En effet, il a la particularité d’avoir deux tabliers, ou deux étages si vous préférez! L’étage inférieur est réservé aux deux-roues, et l’étage supérieur aux voitures. Pour l’avoir franchi avec les deux moyens de locomotion, je dois avouer que je préfère bien mieux le ciel clair de l’étage supérieur, même si je suis enfermé dans l’habitacle d’une voiture, que la pénombre de l’étage inférieur. Mais bon, à défaut de grive, on mange du merle!

De l’air, de l’air

Le pont Chuong Duong! Même date de naissance que le précédent, mais une différence de taille: voitures et motos sont au même niveau. Aux voitures la voie centrale, aux motos et vélos les voies latérales. Sauf qu’aller savoir pourquoi bus, camions, voitures s’étalent sans vergogne sur les voies latérales, ne laissant aux motos que la portion congrue.

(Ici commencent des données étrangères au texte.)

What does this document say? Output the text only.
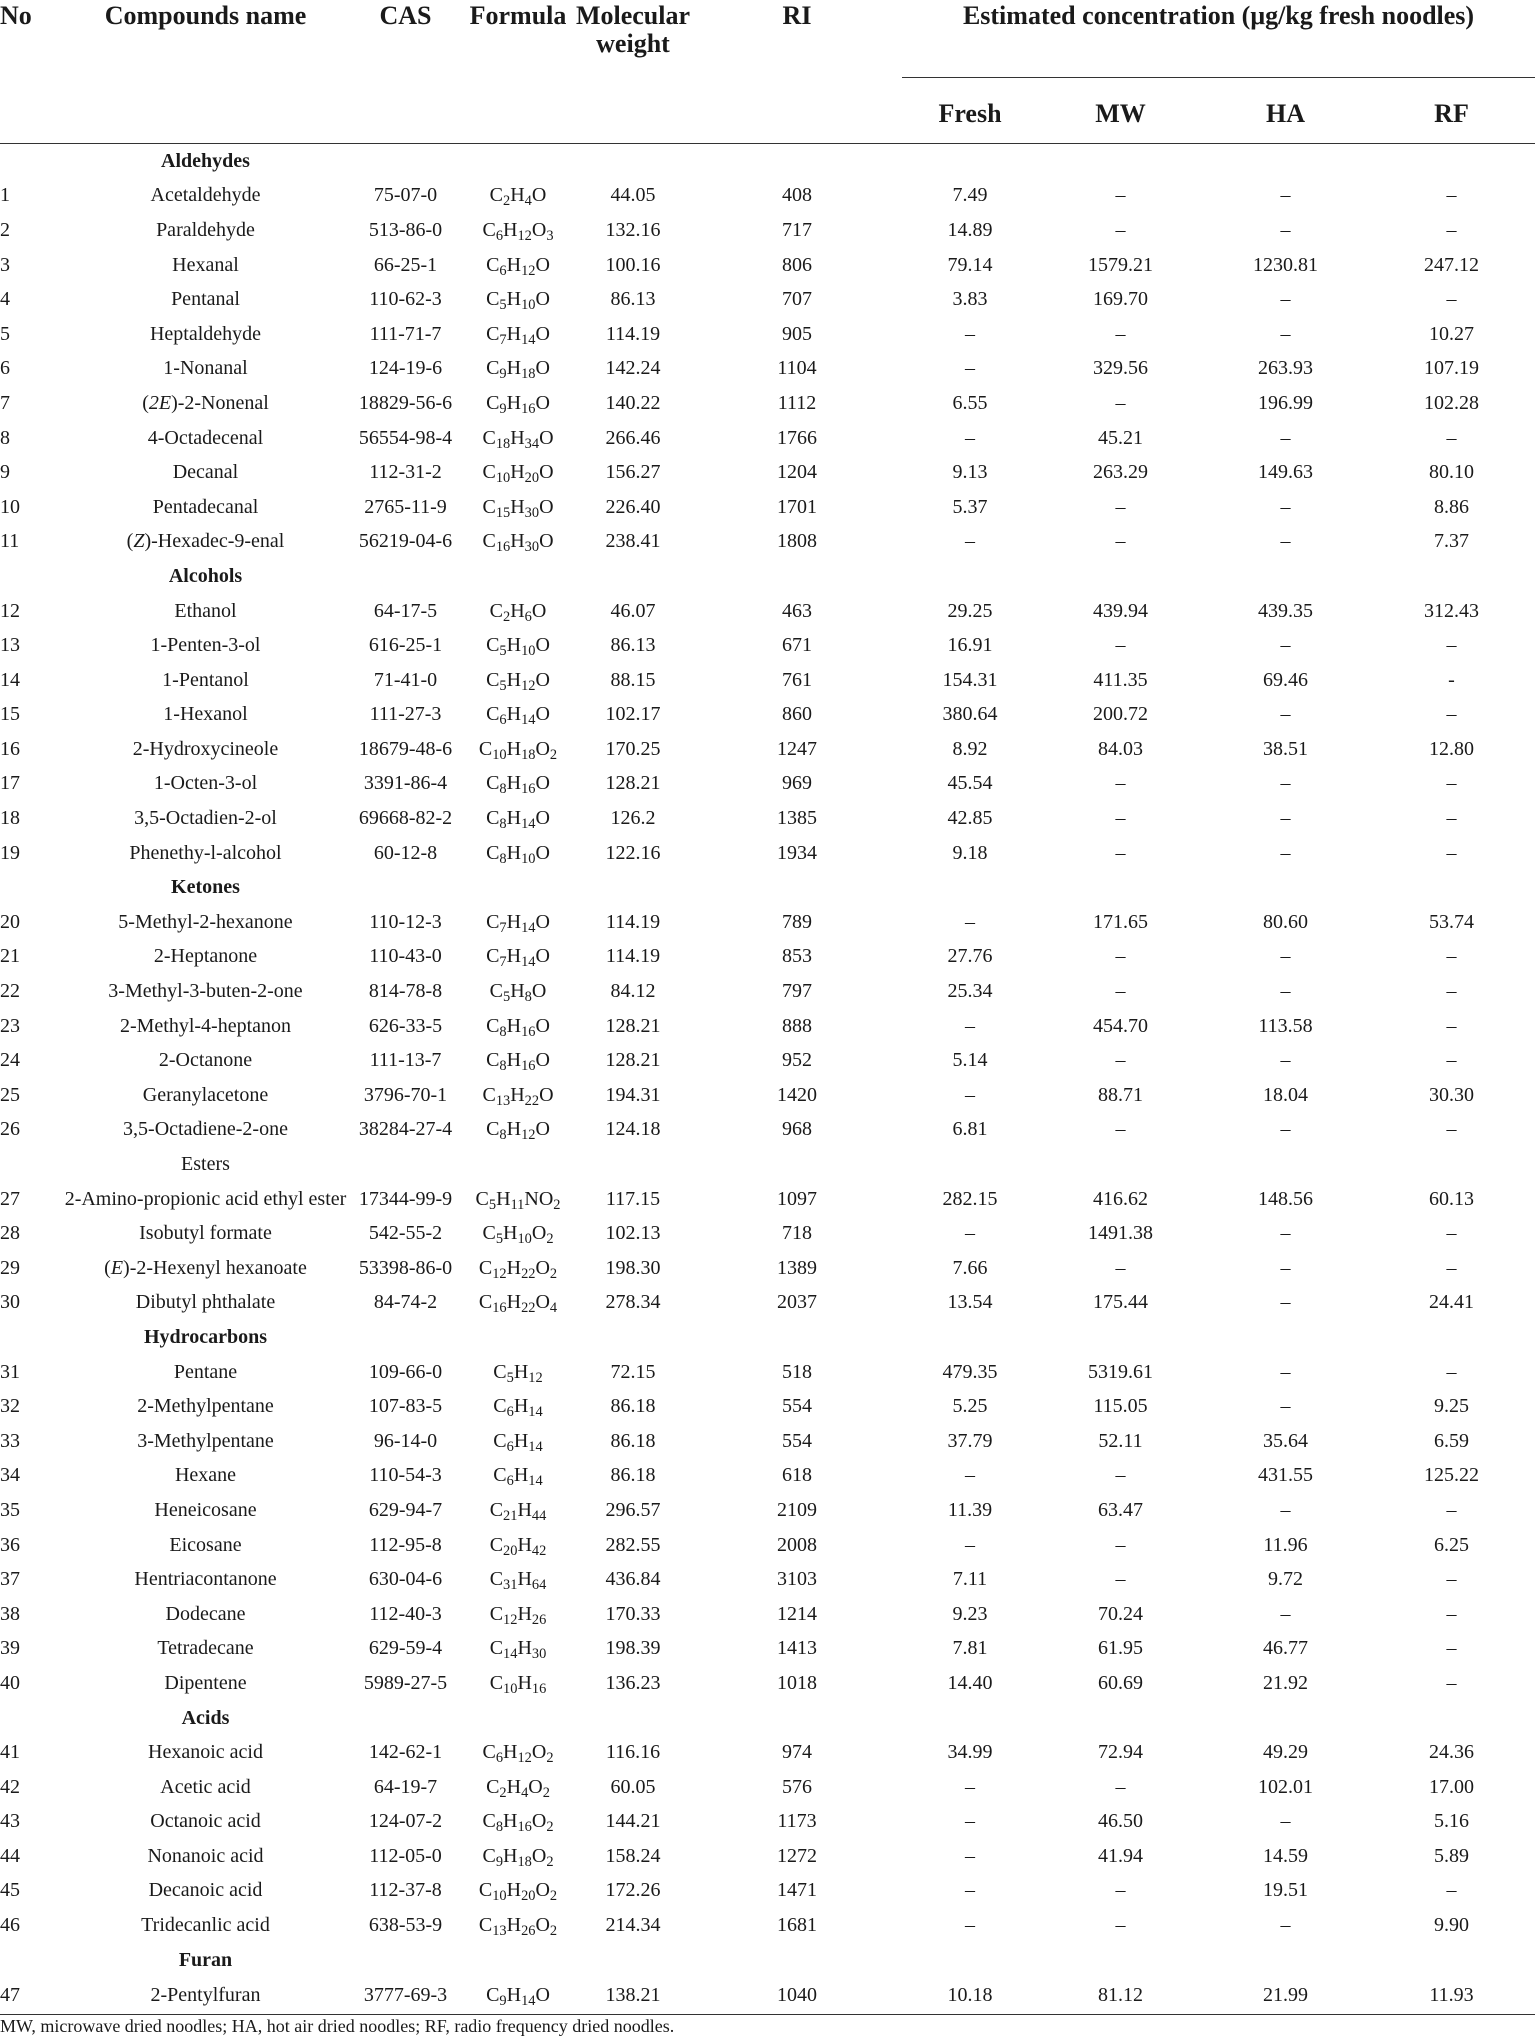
No	Compounds name	CAS	Formula	Molecular weight	RI	Estimated concentration (μg/kg fresh noodles)			
						Fresh	MW	HA	RF
	Aldehydes								
1	Acetaldehyde	75-07-0	$C_2H_4O$	44.05	408	7.49	–	–	–
2	Paraldehyde	513-86-0	$C_6H_{12}O_3$	132.16	717	14.89	–	–	–
3	Hexanal	66-25-1	$C_6H_{12}O$	100.16	806	79.14	1579.21	1230.81	247.12
4	Pentanal	110-62-3	$C_5H_{10}O$	86.13	707	3.83	169.70	–	–
5	Heptaldehyde	111-71-7	$C_7H_{14}O$	114.19	905	–	–	–	10.27
6	1-Nonanal	124-19-6	$C_9H_{18}O$	142.24	1104	–	329.56	263.93	107.19
7	(2E)-2-Nonenal	18829-56-6	$C_9H_{16}O$	140.22	1112	6.55	–	196.99	102.28
8	4-Octadecenal	56554-98-4	$C_{18}H_{34}O$	266.46	1766	–	45.21	–	–
9	Decanal	112-31-2	$C_{10}H_{20}O$	156.27	1204	9.13	263.29	149.63	80.10
10	Pentadecanal	2765-11-9	$C_{15}H_{30}O$	226.40	1701	5.37	–	–	8.86
11	(Z)-Hexadec-9-enal	56219-04-6	$C_{16}H_{30}O$	238.41	1808	–	–	–	7.37
	Alcohols								
12	Ethanol	64-17-5	$C_2H_6O$	46.07	463	29.25	439.94	439.35	312.43
13	1-Penten-3-ol	616-25-1	$C_5H_{10}O$	86.13	671	16.91	–	–	–
14	1-Pentanol	71-41-0	$C_5H_{12}O$	88.15	761	154.31	411.35	69.46	-
15	1-Hexanol	111-27-3	$C_6H_{14}O$	102.17	860	380.64	200.72	–	–
16	2-Hydroxycineole	18679-48-6	$C_{10}H_{18}O_2$	170.25	1247	8.92	84.03	38.51	12.80
17	1-Octen-3-ol	3391-86-4	$C_8H_{16}O$	128.21	969	45.54	–	–	–
18	3,5-Octadien-2-ol	69668-82-2	$C_8H_{14}O$	126.2	1385	42.85	–	–	–
19	Phenethy-l-alcohol	60-12-8	$C_8H_{10}O$	122.16	1934	9.18	–	–	–
	Ketones								
20	5-Methyl-2-hexanone	110-12-3	$C_7H_{14}O$	114.19	789	–	171.65	80.60	53.74
21	2-Heptanone	110-43-0	$C_7H_{14}O$	114.19	853	27.76	–	–	–
22	3-Methyl-3-buten-2-one	814-78-8	$C_5H_8O$	84.12	797	25.34	–	–	–
23	2-Methyl-4-heptanon	626-33-5	$C_8H_{16}O$	128.21	888	–	454.70	113.58	–
24	2-Octanone	111-13-7	$C_8H_{16}O$	128.21	952	5.14	–	–	–
25	Geranylacetone	3796-70-1	$C_{13}H_{22}O$	194.31	1420	–	88.71	18.04	30.30
26	3,5-Octadiene-2-one	38284-27-4	$C_8H_{12}O$	124.18	968	6.81	–	–	–
	Esters								
27	2-Amino-propionic acid ethyl ester	17344-99-9	$C_5H_{11}NO_2$	117.15	1097	282.15	416.62	148.56	60.13
28	Isobutyl formate	542-55-2	$C_5H_{10}O_2$	102.13	718	–	1491.38	–	–
29	(E)-2-Hexenyl hexanoate	53398-86-0	$C_{12}H_{22}O_2$	198.30	1389	7.66	–	–	–
30	Dibutyl phthalate	84-74-2	$C_{16}H_{22}O_4$	278.34	2037	13.54	175.44	–	24.41
	Hydrocarbons								
31	Pentane	109-66-0	$C_5H_{12}$	72.15	518	479.35	5319.61	–	–
32	2-Methylpentane	107-83-5	$C_6H_{14}$	86.18	554	5.25	115.05	–	9.25
33	3-Methylpentane	96-14-0	$C_6H_{14}$	86.18	554	37.79	52.11	35.64	6.59
34	Hexane	110-54-3	$C_6H_{14}$	86.18	618	–	–	431.55	125.22
35	Heneicosane	629-94-7	$C_{21}H_{44}$	296.57	2109	11.39	63.47	–	–
36	Eicosane	112-95-8	$C_{20}H_{42}$	282.55	2008	–	–	11.96	6.25
37	Hentriacontanone	630-04-6	$C_{31}H_{64}$	436.84	3103	7.11	–	9.72	–
38	Dodecane	112-40-3	$C_{12}H_{26}$	170.33	1214	9.23	70.24	–	–
39	Tetradecane	629-59-4	$C_{14}H_{30}$	198.39	1413	7.81	61.95	46.77	–
40	Dipentene	5989-27-5	$C_{10}H_{16}$	136.23	1018	14.40	60.69	21.92	–
	Acids								
41	Hexanoic acid	142-62-1	$C_6H_{12}O_2$	116.16	974	34.99	72.94	49.29	24.36
42	Acetic acid	64-19-7	$C_2H_4O_2$	60.05	576	–	–	102.01	17.00
43	Octanoic acid	124-07-2	$C_8H_{16}O_2$	144.21	1173	–	46.50	–	5.16
44	Nonanoic acid	112-05-0	$C_9H_{18}O_2$	158.24	1272	–	41.94	14.59	5.89
45	Decanoic acid	112-37-8	$C_{10}H_{20}O_2$	172.26	1471	–	–	19.51	–
46	Tridecanlic acid	638-53-9	$C_{13}H_{26}O_2$	214.34	1681	–	–	–	9.90
	Furan								
47	2-Pentylfuran	3777-69-3	$C_9H_{14}O$	138.21	1040	10.18	81.12	21.99	11.93
MW, microwave dried noodles; HA, hot air dried noodles; RF, radio frequency dried noodles.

Et, comme ce pont est celui qui voit passer le plus de véhicules matin et soir, je vous laisse imaginer la longueur et la durée des embouteillages. Je l’ai fréquenté plusieurs mois durant, à l’époque où je m’étais installé du côté de Phú Thuy. Chaque matin, j’entrai dans Hanoï à moitié asphyxié par mon long séjour sur ce pont; et chaque soir, je m’étouffais de nouveau au milieu des gaz d’échappement pour regagner ma campagne. Et, impossible d’y échapper…

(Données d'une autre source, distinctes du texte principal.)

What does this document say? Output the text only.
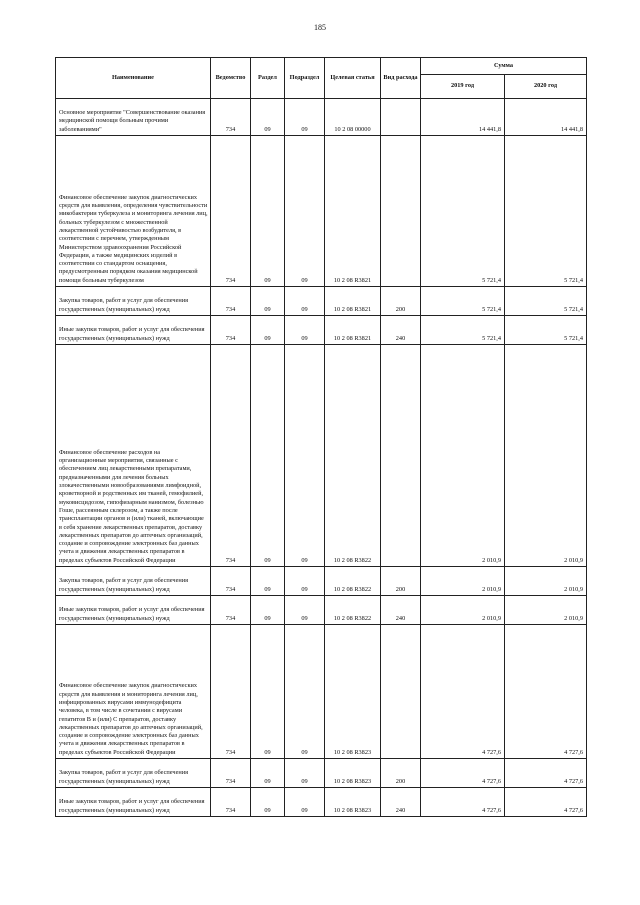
185
Наименование	Ведомство	Раздел	Подраздел	Целевая статья	Вид расхода	Сумма	
						2019 год	2020 год
Основное мероприятие "Совершенствование оказания медицинской помощи больным прочими заболеваниями"	734	09	09	10 2 08 00000		14 441,8	14 441,8
Финансовое обеспечение закупок диагностических средств для выявления, определения чувствительности микобактерии туберкулеза и мониторинга лечения лиц, больных туберкулезом с множественной лекарственной устойчивостью возбудителя, в соответствии с перечнем, утвержденным Министерством здравоохранения Российской Федерации, а также медицинских изделий в соответствии со стандартом оснащения, предусмотренным порядком оказания медицинской помощи больным туберкулезом	734	09	09	10 2 08 R3821		5 721,4	5 721,4
Закупка товаров, работ и услуг для обеспечения государственных (муниципальных) нужд	734	09	09	10 2 08 R3821	200	5 721,4	5 721,4
Иные закупки товаров, работ и услуг для обеспечения государственных (муниципальных) нужд	734	09	09	10 2 08 R3821	240	5 721,4	5 721,4
Финансовое обеспечение расходов на организационные мероприятия, связанные с обеспечением лиц лекарственными препаратами, предназначенными для лечения больных злокачественными новообразованиями лимфоидной, кроветворной и родственных им тканей, гемофилией, муковисцидозом, гипофизарным нанизмом, болезнью Гоше, рассеянным склерозом, а также после трансплантации органов и (или) тканей, включающие в себя хранение лекарственных препаратов, доставку лекарственных препаратов до аптечных организаций, создание и сопровождение электронных баз данных учета и движения лекарственных препаратов в пределах субъектов Российской Федерации	734	09	09	10 2 08 R3822		2 010,9	2 010,9
Закупка товаров, работ и услуг для обеспечения государственных (муниципальных) нужд	734	09	09	10 2 08 R3822	200	2 010,9	2 010,9
Иные закупки товаров, работ и услуг для обеспечения государственных (муниципальных) нужд	734	09	09	10 2 08 R3822	240	2 010,9	2 010,9
Финансовое обеспечение закупок диагностических средств для выявления и мониторинга лечения лиц, инфицированных вирусами иммунодефицита человека, в том числе в сочетании с вирусами гепатитов B и (или) C препаратов, доставку лекарственных препаратов до аптечных организаций, создание и сопровождение электронных баз данных учета и движения лекарственных препаратов в пределах субъектов Российской Федерации	734	09	09	10 2 08 R3823		4 727,6	4 727,6
Закупка товаров, работ и услуг для обеспечения государственных (муниципальных) нужд	734	09	09	10 2 08 R3823	200	4 727,6	4 727,6
Иные закупки товаров, работ и услуг для обеспечения государственных (муниципальных) нужд	734	09	09	10 2 08 R3823	240	4 727,6	4 727,6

Une vue du pont Vinh Tuy, à Hanoï.
Photo: TEDI/CVN

Le pont vole

Et puis, le pont Vinh Tuy est apparu en 2009. Un long ruban de béton qui franchit allègrement le fleuve Rouge, au sud du pont Chuong Duong.

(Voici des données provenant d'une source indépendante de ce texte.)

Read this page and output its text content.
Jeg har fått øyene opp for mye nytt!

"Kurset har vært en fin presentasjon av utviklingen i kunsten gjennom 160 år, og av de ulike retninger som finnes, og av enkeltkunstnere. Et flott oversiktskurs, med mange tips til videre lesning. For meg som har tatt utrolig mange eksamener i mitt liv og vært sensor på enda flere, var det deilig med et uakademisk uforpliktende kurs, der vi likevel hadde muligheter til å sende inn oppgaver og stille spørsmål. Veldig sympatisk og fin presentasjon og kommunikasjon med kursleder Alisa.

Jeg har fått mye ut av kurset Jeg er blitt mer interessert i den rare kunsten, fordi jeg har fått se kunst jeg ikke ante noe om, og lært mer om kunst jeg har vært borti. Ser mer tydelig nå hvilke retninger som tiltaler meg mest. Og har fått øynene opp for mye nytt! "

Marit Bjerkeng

Je l’aime bien, ce pont. D’abord, parce que je l’ai vu pousser, de premières fondations à petites piles en béton armé, puis se jeter tablier en avant, au-dessus du fleuve pour atteindre l’autre rive. Et puis, aussi parce qu’il est tellement large que la circulation y reste fluide. D’ailleurs, quand on l’emprunte, c’est comme si on décollait: on a l’impression de survoler littéralement les maraîchages et les pâtures à buffles, lesquels, à défaut de regarder passer les trains, peuvent compter les drôles d’engins qu’utilisent les humains pour se déplacer.

Tout en longueur

Depuis 2008, il s’étire majestueusement, fier de son titre de pont le plus long de Hanoï et de son statut de viaduc autoroutier. Lui aussi, je l’ai vu naître, le pont Thanh Tri, et j’ai souvent pesté contre les travaux qui m’empêchaient alors de m’échapper par les petites routes buissonnières que j’avais connues, et qui ont disparu depuis. Tribut au progrès et à la fluidité des flux circulatoires, comme disent les urbanistes!

Mais bon, au moins, ça me fait gagner du temps quand je dois prendre l’autoroute qui me conduit à Hai Phong (Nord). Toujours, ça de gagné!

Le plus beau

C’est le dernier en date. Le pont Nhât Tân est le plus beau, le plus haut, aux couleurs nocturnes les plus éclatantes, bref le plus partout! Voie royale pour l’aéroport, c’est aussi le pont des amoureux qui viennent s’y faire des serments d’amour, des selfies au pied de ses mâts de béton aux couleurs changeantes.

Mais, ce n’est pas le dernier à jouer à saute-mouton avec le fleuve. Il est prévu 14 ponts pour sauter par-dessus le fleuve Rouge. De quoi faire passer ce dernier pour une flaque d’eau!